Ex-secretário municipal de Saúde, professor doutor da Ufac e filiado ao PSD, Marcelo saiu da gestão de Zequinha em abril e passou a ser tratado como uma peça possível para 2026. Não é um nome aleatório. Tem vínculo com o grupo do prefeito, passou por uma secretaria sensível, circula no campo técnico e pode ser apresentado como representante do Juruá sem obrigar Zequinha a deixar a Prefeitura.

Essa é a vantagem política de Marcelo. Ele poderia carregar a digital de Zequinha na chapa de Alan, enquanto o prefeito permaneceria em Cruzeiro do Sul com a máquina municipal nas mãos. Para Alan, seria um gesto objetivo em direção ao Juruá. Para Zequinha, seria a confirmação de que seu apoio não foi recebido como favor, mas como sociedade política.
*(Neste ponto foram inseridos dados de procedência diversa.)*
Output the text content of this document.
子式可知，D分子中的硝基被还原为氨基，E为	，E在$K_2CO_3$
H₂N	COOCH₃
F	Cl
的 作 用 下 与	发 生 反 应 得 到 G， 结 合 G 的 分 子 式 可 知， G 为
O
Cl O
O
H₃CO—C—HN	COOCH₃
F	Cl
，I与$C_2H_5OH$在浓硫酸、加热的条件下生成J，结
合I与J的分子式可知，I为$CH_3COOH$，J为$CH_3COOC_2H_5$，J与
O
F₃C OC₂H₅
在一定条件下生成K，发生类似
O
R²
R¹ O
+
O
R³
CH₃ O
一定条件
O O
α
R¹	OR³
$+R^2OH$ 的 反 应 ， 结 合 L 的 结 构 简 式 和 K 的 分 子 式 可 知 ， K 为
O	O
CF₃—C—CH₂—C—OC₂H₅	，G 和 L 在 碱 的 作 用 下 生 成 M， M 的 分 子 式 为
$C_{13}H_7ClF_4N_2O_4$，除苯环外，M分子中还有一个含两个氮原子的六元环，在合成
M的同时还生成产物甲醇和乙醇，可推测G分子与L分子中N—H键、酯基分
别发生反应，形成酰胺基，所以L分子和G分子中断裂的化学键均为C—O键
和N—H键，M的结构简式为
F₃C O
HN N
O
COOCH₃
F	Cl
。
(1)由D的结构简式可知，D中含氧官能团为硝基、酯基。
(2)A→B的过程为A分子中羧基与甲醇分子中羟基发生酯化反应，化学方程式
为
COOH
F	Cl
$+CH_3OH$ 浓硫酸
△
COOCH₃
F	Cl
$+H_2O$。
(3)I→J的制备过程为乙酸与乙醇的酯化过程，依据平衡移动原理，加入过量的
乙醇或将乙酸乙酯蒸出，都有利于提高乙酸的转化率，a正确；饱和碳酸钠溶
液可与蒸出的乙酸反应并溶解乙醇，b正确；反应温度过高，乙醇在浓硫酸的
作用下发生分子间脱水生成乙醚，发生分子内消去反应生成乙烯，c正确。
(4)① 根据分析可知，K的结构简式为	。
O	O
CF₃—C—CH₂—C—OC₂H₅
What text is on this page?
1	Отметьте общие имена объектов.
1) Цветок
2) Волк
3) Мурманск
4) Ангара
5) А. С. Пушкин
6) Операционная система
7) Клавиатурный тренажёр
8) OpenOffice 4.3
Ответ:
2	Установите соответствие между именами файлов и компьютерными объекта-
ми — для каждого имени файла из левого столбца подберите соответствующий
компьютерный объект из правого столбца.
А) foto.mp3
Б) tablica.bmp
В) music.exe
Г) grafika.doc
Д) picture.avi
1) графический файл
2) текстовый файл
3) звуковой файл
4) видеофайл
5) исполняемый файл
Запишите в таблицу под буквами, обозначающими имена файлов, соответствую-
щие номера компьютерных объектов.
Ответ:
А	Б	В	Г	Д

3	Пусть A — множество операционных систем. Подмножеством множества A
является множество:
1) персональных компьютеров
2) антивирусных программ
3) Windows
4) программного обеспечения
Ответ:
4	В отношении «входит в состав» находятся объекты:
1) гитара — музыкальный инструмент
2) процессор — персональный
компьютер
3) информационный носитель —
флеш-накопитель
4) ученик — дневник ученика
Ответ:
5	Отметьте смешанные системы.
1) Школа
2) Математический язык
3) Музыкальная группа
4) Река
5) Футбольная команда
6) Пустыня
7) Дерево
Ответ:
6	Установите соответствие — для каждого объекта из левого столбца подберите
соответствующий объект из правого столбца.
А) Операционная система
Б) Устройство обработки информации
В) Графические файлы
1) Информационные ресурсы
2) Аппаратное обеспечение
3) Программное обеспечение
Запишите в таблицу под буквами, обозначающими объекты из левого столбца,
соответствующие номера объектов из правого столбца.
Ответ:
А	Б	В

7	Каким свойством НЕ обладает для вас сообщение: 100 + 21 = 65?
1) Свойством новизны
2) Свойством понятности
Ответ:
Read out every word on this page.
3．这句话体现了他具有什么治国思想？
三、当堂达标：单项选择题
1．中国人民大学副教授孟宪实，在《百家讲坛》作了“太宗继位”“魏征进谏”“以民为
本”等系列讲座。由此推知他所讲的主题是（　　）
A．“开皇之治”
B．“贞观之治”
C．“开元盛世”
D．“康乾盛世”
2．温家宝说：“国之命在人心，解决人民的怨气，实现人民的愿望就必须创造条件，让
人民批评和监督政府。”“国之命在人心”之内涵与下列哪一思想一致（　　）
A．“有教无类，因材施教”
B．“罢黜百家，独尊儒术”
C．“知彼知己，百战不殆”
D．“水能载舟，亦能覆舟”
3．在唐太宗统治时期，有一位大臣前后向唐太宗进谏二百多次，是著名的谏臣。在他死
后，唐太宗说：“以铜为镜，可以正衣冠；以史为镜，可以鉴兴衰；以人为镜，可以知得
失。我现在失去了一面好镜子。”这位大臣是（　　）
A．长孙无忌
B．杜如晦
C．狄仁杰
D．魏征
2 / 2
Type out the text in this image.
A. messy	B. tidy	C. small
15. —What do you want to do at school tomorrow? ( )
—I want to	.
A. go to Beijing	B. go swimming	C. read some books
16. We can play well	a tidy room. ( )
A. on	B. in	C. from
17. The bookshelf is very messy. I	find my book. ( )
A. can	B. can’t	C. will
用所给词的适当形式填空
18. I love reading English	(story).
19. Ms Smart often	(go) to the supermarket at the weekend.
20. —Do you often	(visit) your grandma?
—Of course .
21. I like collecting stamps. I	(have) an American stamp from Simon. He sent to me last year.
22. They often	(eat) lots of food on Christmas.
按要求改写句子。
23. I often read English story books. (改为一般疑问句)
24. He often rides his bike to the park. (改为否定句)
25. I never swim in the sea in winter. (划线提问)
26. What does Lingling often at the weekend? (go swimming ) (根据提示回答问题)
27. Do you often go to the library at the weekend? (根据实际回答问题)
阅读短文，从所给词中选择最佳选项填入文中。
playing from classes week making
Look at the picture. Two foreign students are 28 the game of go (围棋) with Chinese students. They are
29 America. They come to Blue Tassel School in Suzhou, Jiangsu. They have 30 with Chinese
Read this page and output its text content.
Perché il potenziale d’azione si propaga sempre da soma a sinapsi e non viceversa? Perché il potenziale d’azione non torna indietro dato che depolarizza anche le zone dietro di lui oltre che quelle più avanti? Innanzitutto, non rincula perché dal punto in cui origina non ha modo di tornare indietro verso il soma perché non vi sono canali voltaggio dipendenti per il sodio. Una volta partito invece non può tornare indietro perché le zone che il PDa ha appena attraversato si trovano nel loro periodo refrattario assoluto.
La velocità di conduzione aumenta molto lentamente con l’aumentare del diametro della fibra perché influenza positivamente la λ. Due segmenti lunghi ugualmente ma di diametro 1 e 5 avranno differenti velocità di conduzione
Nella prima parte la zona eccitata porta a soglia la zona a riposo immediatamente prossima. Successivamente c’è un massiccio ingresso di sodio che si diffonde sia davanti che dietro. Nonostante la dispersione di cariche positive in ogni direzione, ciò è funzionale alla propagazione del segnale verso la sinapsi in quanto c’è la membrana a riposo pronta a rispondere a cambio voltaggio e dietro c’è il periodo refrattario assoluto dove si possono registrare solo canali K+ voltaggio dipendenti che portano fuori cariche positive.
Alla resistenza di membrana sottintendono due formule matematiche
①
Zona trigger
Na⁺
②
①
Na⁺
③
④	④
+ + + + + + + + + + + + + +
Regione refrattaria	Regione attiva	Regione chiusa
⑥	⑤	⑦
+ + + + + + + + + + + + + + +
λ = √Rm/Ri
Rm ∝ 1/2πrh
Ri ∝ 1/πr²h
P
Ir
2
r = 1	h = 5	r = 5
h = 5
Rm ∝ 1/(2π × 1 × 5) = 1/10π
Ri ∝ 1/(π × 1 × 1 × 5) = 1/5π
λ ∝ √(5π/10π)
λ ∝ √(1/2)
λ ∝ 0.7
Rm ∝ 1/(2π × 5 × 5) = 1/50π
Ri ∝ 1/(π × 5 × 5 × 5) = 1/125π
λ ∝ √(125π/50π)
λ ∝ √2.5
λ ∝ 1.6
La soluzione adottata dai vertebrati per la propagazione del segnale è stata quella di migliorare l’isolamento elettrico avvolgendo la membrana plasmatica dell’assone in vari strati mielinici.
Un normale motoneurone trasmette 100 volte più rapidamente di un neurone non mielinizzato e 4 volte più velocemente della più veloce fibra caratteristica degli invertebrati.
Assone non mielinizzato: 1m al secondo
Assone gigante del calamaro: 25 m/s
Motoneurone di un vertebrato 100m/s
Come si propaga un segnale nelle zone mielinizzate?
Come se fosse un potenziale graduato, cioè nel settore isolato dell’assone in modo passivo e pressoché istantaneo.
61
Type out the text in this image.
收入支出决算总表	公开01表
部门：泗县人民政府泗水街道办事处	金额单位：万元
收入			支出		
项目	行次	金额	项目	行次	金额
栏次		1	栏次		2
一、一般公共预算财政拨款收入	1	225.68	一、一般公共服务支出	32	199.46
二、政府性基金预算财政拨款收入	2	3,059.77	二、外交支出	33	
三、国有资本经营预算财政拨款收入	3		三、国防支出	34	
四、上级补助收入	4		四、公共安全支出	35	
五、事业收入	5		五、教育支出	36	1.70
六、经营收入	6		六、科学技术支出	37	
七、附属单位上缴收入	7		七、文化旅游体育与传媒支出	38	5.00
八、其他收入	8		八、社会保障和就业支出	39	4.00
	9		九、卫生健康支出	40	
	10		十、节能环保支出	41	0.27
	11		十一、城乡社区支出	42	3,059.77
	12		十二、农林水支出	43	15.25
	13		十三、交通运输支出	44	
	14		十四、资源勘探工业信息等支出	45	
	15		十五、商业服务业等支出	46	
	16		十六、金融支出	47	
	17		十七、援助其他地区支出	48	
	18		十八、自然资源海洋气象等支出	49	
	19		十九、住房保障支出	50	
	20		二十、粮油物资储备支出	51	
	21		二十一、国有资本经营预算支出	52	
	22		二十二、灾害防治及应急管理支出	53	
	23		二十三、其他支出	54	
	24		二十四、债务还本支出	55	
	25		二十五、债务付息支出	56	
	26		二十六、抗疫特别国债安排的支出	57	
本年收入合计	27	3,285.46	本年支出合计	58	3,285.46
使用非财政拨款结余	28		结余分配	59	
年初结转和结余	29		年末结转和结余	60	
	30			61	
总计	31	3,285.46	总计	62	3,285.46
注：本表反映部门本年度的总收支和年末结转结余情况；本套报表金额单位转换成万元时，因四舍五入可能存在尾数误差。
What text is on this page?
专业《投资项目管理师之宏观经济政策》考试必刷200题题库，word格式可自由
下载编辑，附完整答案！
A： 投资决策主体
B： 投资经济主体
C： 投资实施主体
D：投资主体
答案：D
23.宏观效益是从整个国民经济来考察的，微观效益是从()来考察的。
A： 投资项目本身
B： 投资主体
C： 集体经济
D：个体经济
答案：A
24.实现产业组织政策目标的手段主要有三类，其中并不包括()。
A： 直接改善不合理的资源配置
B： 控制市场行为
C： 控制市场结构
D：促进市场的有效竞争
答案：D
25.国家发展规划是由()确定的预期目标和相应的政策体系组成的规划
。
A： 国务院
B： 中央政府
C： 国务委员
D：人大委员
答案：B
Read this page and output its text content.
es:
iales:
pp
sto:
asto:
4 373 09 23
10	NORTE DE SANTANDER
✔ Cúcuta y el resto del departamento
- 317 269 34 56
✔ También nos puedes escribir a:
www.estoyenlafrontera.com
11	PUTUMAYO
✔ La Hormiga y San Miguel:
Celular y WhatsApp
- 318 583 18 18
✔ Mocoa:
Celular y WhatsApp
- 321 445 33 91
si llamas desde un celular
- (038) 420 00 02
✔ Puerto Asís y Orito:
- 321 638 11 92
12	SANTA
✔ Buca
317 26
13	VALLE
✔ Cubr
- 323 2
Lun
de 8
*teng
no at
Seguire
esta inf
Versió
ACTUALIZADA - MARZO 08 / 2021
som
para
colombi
Mas Marcelo não corre sozinho nesse tabuleiro.

Janaína Terças, secretária municipal de Turismo, Empreendedorismo e Inovação, aparece como uma possibilidade com outro tipo de leitura. Seu nome permitiria ao grupo de Zequinha apresentar uma alternativa ligada à economia, ao turismo, à inovação e ao discurso de desenvolvimento regional. Em uma campanha estadual, especialmente com o Juruá no centro da conversa, Janaína poderia representar uma tentativa de mostrar Cruzeiro do Sul não apenas como base eleitoral, mas como território de oportunidades.

A presença de Janaína numa lista de possibilidades também teria um efeito simbólico: colocaria uma mulher do entorno de Zequinha em uma composição majoritária e abriria espaço para uma narrativa menos tradicional, mais conectada a empreendedorismo, geração de renda e fortalecimento econômico do interior. Não seria a escolha mais óbvia, mas justamente por isso poderia funcionar como gesto de renovação controlada dentro do grupo.

Milca Santos é outro nome que precisa ser observado.

À frente da Assistência e Desenvolvimento Social, Milca ocupa uma área de contato direto com famílias, bairros, comunidades e pessoas em situação de vulnerabilidade. Em campanha, isso não é detalhe. A assistência social é uma das pontes mais sensíveis entre a gestão e a vida cotidiana da população. Um nome vindo dessa área poderia ajudar a compor uma imagem de cuidado, presença territorial e atenção às demandas mais concretas das famílias.

Se Marcelo Siqueira carrega o perfil técnico e administrativo, Janaína fala com desenvolvimento e economia, e Milca Santos dialoga com o campo social. São três possibilidades diferentes para uma mesma equação: como Zequinha poderia transformar sua força em Cruzeiro do Sul em espaço real dentro da chapa de Alan Rick.

O pano de fundo de tudo isso é a crise recente entre Zequinha e o governo Mailza. Não houve rompimento formal. Houve ruído. E, em política, ruído também comunica. O prefeito demonstrou incômodo com setores do governo, aliados falaram em isolamento, e colunas políticas passaram a registrar a possibilidade de seu grupo olhar para Alan ou Bocalom.

Mailza tenta manter a relação institucional. Zequinha também evita queimar pontes. Mas a dúvida já foi instalada: o prefeito está apenas ampliando diálogo ou preparando uma mudança de lado?

Alan percebeu a fresta e entrou por ela.

Ao dizer que a vontade de ter Zequinha é “no corpo todo”, o senador fez mais do que uma gentileza pública. Ele produziu uma imagem política. Deixou claro para o Juruá, para os aliados e para os adversários que o prefeito de Cruzeiro do Sul é prioridade em sua estratégia.

Zequinha respondeu à altura, mas com freio de mão puxado. Elogiou Alan, lembrou as emendas, destacou a parceria, mas não assinou adesão. É o movimento típico de quem sabe que seu passe valorizou.

A partir de agora, a questão não é mais saber se Alan quer Zequinha. Isso já foi dito. Também não é saber se Zequinha conversa com Alan. Ele mesmo confirmou.

A pergunta que realmente importa é outra: Alan está disposto a entregar a vice ao grupo de Zequinha?

Porque carinho político, por si só, não fecha aliança. Foto bonita ajuda. Frase espirituosa rende manchete. Elogio aquece o ambiente. Mas chapa majoritária se decide em outro balcão.

Se o acordo avançar, o vice será o recibo.